Visibly emotional, Poole said he had significant concerns about the impact of the outbreak.

"My specific fear is that the horror and the misery of these deaths really fill a well of my despair and I just don't know what happens if that is repeated a million times," he said.

It came as British MPs warned international aid cuts for two of the world's poorest countries may have helped the spread of the deadly Ebola virus.

The claim was made in a scathing report from the Commons' international development committee ahead of the conference.

In the report, the British Department for International Development and the European Union are accused of doing nothing to deal with the fact that tens of billions of euros of EU-led health aid was not being passed on by Liberia's finance ministry.

"There is an alarming lack of capacity in the health system, including a shortage of skilled clinicians," the MPs said.

British International Development Secretary Justine Greening said: "The picture painted by Will Pooley of his experience and the children he had cared for but who nevertheless died gave us a real sense of what this disease is doing to families and to people on the ground."
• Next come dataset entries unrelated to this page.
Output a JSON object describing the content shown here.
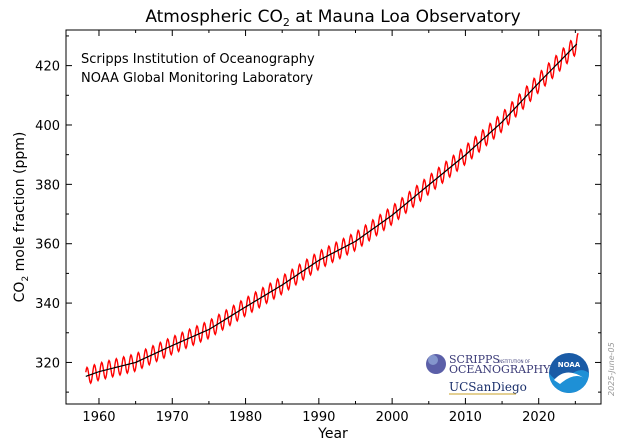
{
  "chart_data": {
    "type": "line",
    "title": "Atmospheric CO",
    "title_subscript": "2",
    "title_suffix": " at Mauna Loa Observatory",
    "xlabel": "Year",
    "ylabel_prefix": "CO",
    "ylabel_subscript": "2",
    "ylabel_suffix": " mole fraction (ppm)",
    "xlim": [
      1955.5,
      2028.5
    ],
    "ylim": [
      306,
      432
    ],
    "x_ticks": [
      1960,
      1970,
      1980,
      1990,
      2000,
      2010,
      2020
    ],
    "y_ticks": [
      320,
      340,
      360,
      380,
      400,
      420
    ],
    "grid": false,
    "annotations": [
      "Scripps Institution of Oceanography",
      "NOAA Global Monitoring Laboratory"
    ],
    "date_stamp": "2025-June-05",
    "series": [
      {
        "kind": "monthly",
        "color": "#ff0000",
        "x_start": 1958.2,
        "x_end": 2025.4,
        "seasonal_amplitude": 3.2,
        "seasonal_phase_peak": 0.37
      },
      {
        "kind": "trend",
        "color": "#000000",
        "x": [
          1958.2,
          1960,
          1965,
          1970,
          1975,
          1980,
          1985,
          1990,
          1995,
          2000,
          2005,
          2010,
          2015,
          2020,
          2025.4
        ],
        "y": [
          315.3,
          316.9,
          320.0,
          325.7,
          331.1,
          338.7,
          346.1,
          354.4,
          360.8,
          369.6,
          379.8,
          389.9,
          401.0,
          414.2,
          427.8
        ]
      }
    ]
  },
  "logos": {
    "scripps_line1": "SCRIPPS",
    "scripps_line1_small": "INSTITUTION OF",
    "scripps_line2": "OCEANOGRAPHY",
    "ucsd": "UCSanDiego",
    "noaa": "NOAA"
  }
}
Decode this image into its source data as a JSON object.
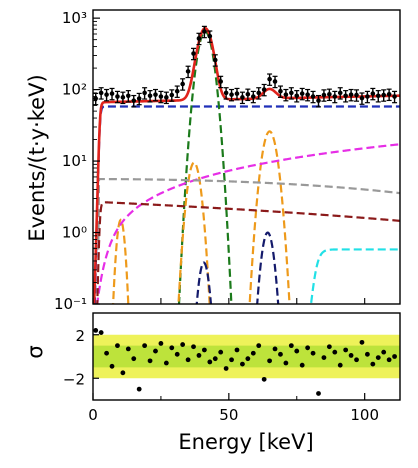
{
  "chart_data": [
    {
      "type": "line",
      "panel": "top",
      "xlabel": "",
      "ylabel": "Events/(t·y·keV)",
      "xlim": [
        0,
        113
      ],
      "ylim": [
        0.1,
        1300
      ],
      "yscale": "log",
      "ytick_labels": [
        "10⁻¹",
        "10⁰",
        "10¹",
        "10²",
        "10³"
      ],
      "ytick_values": [
        0.1,
        1,
        10,
        100,
        1000
      ],
      "grid": false,
      "legend": "none",
      "data_points": {
        "x": [
          1,
          3,
          5,
          7,
          9,
          11,
          13,
          15,
          17,
          19,
          21,
          23,
          25,
          27,
          29,
          31,
          33,
          35,
          37,
          39,
          41,
          43,
          45,
          47,
          49,
          51,
          53,
          55,
          57,
          59,
          61,
          63,
          65,
          67,
          69,
          71,
          73,
          75,
          77,
          79,
          81,
          83,
          85,
          87,
          89,
          91,
          93,
          95,
          97,
          99,
          101,
          103,
          105,
          107,
          109,
          111
        ],
        "y": [
          75,
          90,
          85,
          88,
          80,
          78,
          82,
          70,
          75,
          90,
          82,
          85,
          80,
          78,
          84,
          95,
          120,
          180,
          320,
          520,
          650,
          560,
          260,
          130,
          90,
          85,
          88,
          78,
          86,
          80,
          90,
          100,
          140,
          130,
          95,
          85,
          90,
          82,
          88,
          85,
          80,
          70,
          84,
          86,
          80,
          90,
          82,
          85,
          84,
          76,
          80,
          88,
          82,
          84,
          86,
          80
        ],
        "yerr_rel": 0.18,
        "color": "#000000"
      },
      "series": [
        {
          "style": "solid",
          "color": "#e0231c",
          "role": "total fit"
        },
        {
          "style": "dashed",
          "color": "#1f2fb8",
          "role": "flat background"
        },
        {
          "style": "dashed",
          "color": "#1b7a1b",
          "role": "peak at 41 keV"
        },
        {
          "style": "dashed",
          "color": "#ee9a1b",
          "role": "peaks at 10, 37, 65 keV"
        },
        {
          "style": "dashed",
          "color": "#e62ee6",
          "role": "rising continuum"
        },
        {
          "style": "dashed",
          "color": "#999999",
          "role": "flat component"
        },
        {
          "style": "dashed",
          "color": "#8b1a1a",
          "role": "falling component"
        },
        {
          "style": "dashed",
          "color": "#141a6b",
          "role": "peaks at 43, 64 keV"
        },
        {
          "style": "dashed",
          "color": "#22e0e6",
          "role": "rising component above 80 keV"
        }
      ]
    },
    {
      "type": "scatter",
      "panel": "bottom",
      "xlabel": "Energy [keV]",
      "ylabel": "σ",
      "xlim": [
        0,
        113
      ],
      "ylim": [
        -4,
        4
      ],
      "xtick_labels": [
        "0",
        "50",
        "100"
      ],
      "xtick_values": [
        0,
        50,
        100
      ],
      "xtick_minor": [
        25,
        75
      ],
      "ytick_labels": [
        "2",
        "−2"
      ],
      "ytick_values": [
        2,
        -2
      ],
      "bands": [
        {
          "range": [
            -2,
            2
          ],
          "color": "#eef25a"
        },
        {
          "range": [
            -1,
            1
          ],
          "color": "#bde33b"
        }
      ],
      "x": [
        1,
        3,
        5,
        7,
        9,
        11,
        13,
        15,
        17,
        19,
        21,
        23,
        25,
        27,
        29,
        31,
        33,
        35,
        37,
        39,
        41,
        43,
        45,
        47,
        49,
        51,
        53,
        55,
        57,
        59,
        61,
        63,
        65,
        67,
        69,
        71,
        73,
        75,
        77,
        79,
        81,
        83,
        85,
        87,
        89,
        91,
        93,
        95,
        97,
        99,
        101,
        103,
        105,
        107,
        109,
        111
      ],
      "y": [
        2.4,
        2.2,
        0.3,
        -0.9,
        1.0,
        -1.5,
        0.7,
        -0.2,
        -3.0,
        1.0,
        -0.4,
        0.5,
        1.2,
        -0.6,
        0.8,
        0.2,
        1.1,
        -0.3,
        0.9,
        0.1,
        0.6,
        -0.5,
        -0.2,
        0.4,
        -1.1,
        -0.3,
        0.6,
        -0.7,
        -0.2,
        0.3,
        1.0,
        -2.1,
        -0.4,
        0.7,
        0.2,
        -0.6,
        1.0,
        0.5,
        -0.8,
        0.8,
        0.3,
        -3.4,
        -0.1,
        0.9,
        0.4,
        -0.8,
        0.6,
        0.1,
        -0.3,
        1.3,
        0.2,
        -0.7,
        -0.1,
        0.4,
        -0.3,
        0.0
      ]
    }
  ]
}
The president of Sierra Leone, Ernest Bai Koroma, was due to attend but the chartered plane he was due to fly on "experienced significant technical difficulties prior to take off", according to the Foreign Office.

Experts say the outbreak has developed at an unprecedented scale and is in danger of spiralling out of control.

In Sierra Leone alone, an estimated 765 new cases were reported last week - a rate of five every hour - in a country where there are currently only 327 beds available for patients.

The conference comes as it emerged a Liberian man who is the first person to be diagnosed with Ebola in the US was initially turned away by hospital staff and had contact with five schoolchildren.

The man arrived in Texas from Liberia on 20 September to visit his family. He became unwell four days later but was not admitted to hospital until 28 September because of a mix-up.

He is now being treated at the Texas Health Presbyterian Hospital Dallas where he is said to be in a serious but stable condition.

Experts believe they have a 90-day window to halt the spread of Ebola, or 1.5 million people could be infected by January.

The death toll from the highly infectious virus, which has spread across Guinea, Liberia and Sierra Leone, has reportedly risen to more than 3,000.